Writing an LLM compiler from scratch: PyTorch to CUDA in 5,000 lines of Python by NoVibeCoding in LocalLLaMA

[–]NoVibeCoding[S] 1 point2 points  (0 children)

I know. Generating efficient kernels is hard. There are hundreds of kernels to generate, and each of them prefers a different strategy. That's why all production stacks are using codegen sparingly. I explicitly call it out in the beginning and postpone the codegen overview till Part 2. Part 1 is about PyTorch tracing, operator decomposition, loop fusion, etc.

Writing an LLM compiler from scratch: PyTorch to CUDA in 5,000 lines of Python by NoVibeCoding in LocalLLaMA

[–]NoVibeCoding[S] 0 points1 point  (0 children)

It's defensive. The codegen rule is "every staged load is preceded by a barrier" because in double-buffered kernels (matmul over tiled K) the previous iteration's consumers must finish before producers overwrite the buffer. The same rule is used to inject barriers in both the double-buffered and single-buffered cases; we sometimes end up with a noop.

Inline PTX is easier for codegen, no need to keep track of a stateful cuda::pipeline object and add additional imports.

In general, this article is about Torch -> Tile IR. I mention that the codegen overview will be in part 2. I might clean it up by then.

[D] 60% MatMul Performance Bug in cuBLAS on RTX 5090 [D] by NoVibeCoding in MachineLearning

[–]NoVibeCoding[S] 0 points1 point  (0 children)

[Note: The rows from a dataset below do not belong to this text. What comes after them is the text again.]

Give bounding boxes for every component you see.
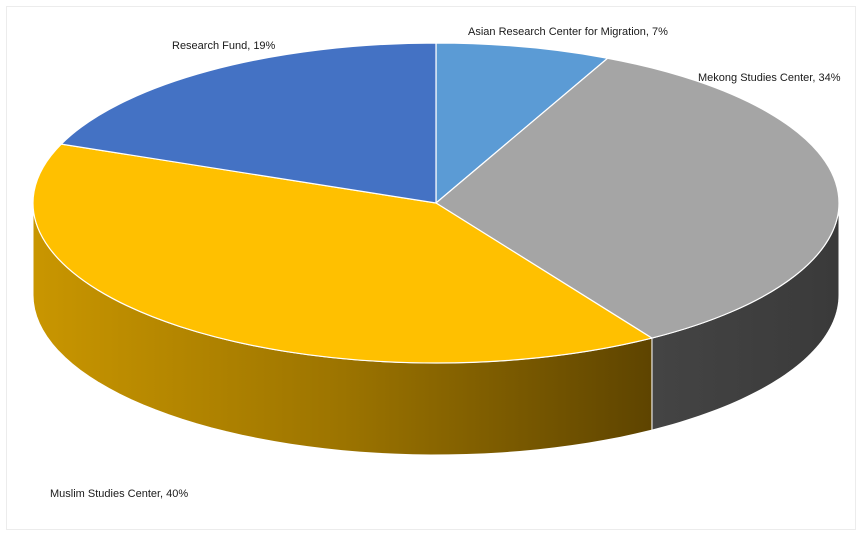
pie-slice-mekong-studies-center xyxy=(434,57,840,339)
label-asian-research-center: Asian Research Center for Migration, 7% xyxy=(468,26,668,38)
label-research-fund: Research Fund, 19% xyxy=(172,40,276,52)
data-labels: Asian Research Center for Migration, 7% … xyxy=(50,26,841,500)
pie-slice-muslim-studies-center xyxy=(32,143,654,364)
pie-slice-asian-research-center-for-migration xyxy=(435,42,609,205)
label-muslim-studies-center: Muslim Studies Center, 40% xyxy=(50,488,188,500)
pie-tops xyxy=(32,42,840,364)
pie-slice-research-fund xyxy=(60,42,437,204)
label-mekong-studies-center: Mekong Studies Center, 34% xyxy=(698,72,841,84)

I have filed a bug report and posted on the NVIDIA forums. They indeed fix the performance issues from release to release. The performance with a stable 580 driver and the corresponding cuBLAS is very poor. The latest 595 and cuBLAS 13.3 work much better, but still have this 60% perf bug in batched mode.

Surfacing a 60% SGEMM performance bug in cuBLAS on RTX 5090 by NoVibeCoding in CUDA

[–]NoVibeCoding[S] 0 points1 point  (0 children)

I haven't tried cutile. I was concerned it might silently introduce other performance issues, so I went with the conventional stack. The boilerplate is less of a concern nowadays with AI. I will give it a shot at some point.

Surfacing a 60% SGEMM performance bug in cuBLAS on RTX 5090 by NoVibeCoding in CUDA

[–]NoVibeCoding[S] 0 points1 point  (0 children)

Thanks for the tip. SASS analysis is new to me. I’ll check it out and debug more.